Mi mancano le crune rosse delle torri: sembravano i merli aguzzi delle labbra. O forse era il contrario? Non lo so più. Non ho più nemmeno il ricordo della certezza, ora che tutto è così nitido, eppure così confuso.
Lo sussurrai in taxi, prima di lasciarti per la prima volta. Aprile deve essere gioioso. Che primavera è senza un sorriso... E mi scesero le lacrime, grondanti, a bruciarmi le guance, fino quasi alle caviglie, sui sedili in vellutino del Tulika 1200. Non mi ricordo nemmeno più la musica. L'autista aveva cambiato stazione dopo un'occhiata rapida al retrovisore. Avrà pensato di piazzare una polka...non gli prestai grande attenzione.

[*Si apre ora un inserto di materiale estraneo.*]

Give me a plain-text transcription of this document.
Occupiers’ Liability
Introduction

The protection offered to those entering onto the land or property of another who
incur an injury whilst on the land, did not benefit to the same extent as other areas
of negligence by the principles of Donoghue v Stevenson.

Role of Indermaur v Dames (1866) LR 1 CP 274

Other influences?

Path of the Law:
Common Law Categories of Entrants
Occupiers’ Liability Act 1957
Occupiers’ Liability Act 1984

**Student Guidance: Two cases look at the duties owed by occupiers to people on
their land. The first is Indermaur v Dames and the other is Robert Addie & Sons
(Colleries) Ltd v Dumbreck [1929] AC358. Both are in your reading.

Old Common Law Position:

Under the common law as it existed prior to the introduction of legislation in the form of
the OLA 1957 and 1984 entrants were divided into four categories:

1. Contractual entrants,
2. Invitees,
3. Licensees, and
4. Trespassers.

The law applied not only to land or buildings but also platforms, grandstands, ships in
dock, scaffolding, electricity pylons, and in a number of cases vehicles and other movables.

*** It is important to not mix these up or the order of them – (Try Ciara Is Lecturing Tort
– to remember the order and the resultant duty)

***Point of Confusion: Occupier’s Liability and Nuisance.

So solo che l'unica immagine che mi tormenta è il lago Ulemiste sulla destra, prima di voltare all'aeroporto.
Aprile deve essere gioioso...e anche Maggio. Ed io ero partita con il sole.
Il ghiaccio era sciolto, restava solo a piccole lastre a macchiare di bianco ovattato il lago. E poi c'erano i fiori. Le viole azzurre, me le ricordo. Ed il profumo delle paste.
Golosa. Cucinavo sola da mesi e pasteggiavo parlando con RaiNews24 sullo schermo del PC...le paste erano state il regalo più ambìto...e forse per questo furono ancora più incredibilmente dolci.
La macchina intraprese la rampa per le partenze e mi sfuggì un rapido sguardo sui tetti lontani. Sui tetti immaginati. Ed iniziò a strabuzzarmi il cuore, perché gli occhi li protessi serrandoli e strizzandoli forte nelle orbite.
Chiusi la portiera. Non mi è mai piaciuto farmi vedere piangere...normalmente cerco di risucchiare le lacrime nelle palpebre e dar la colpa alla polvere o a uno sbadiglio.
E' che avevo iniziato ad assaporare quello che sarebbe stato.
E' che avevo capito tutto solo al momento del distacco.
Ma igatsen sind.
Ma armastan sind.
P.s.: Dimmi una cosa...può esistere la saudade per il Nord?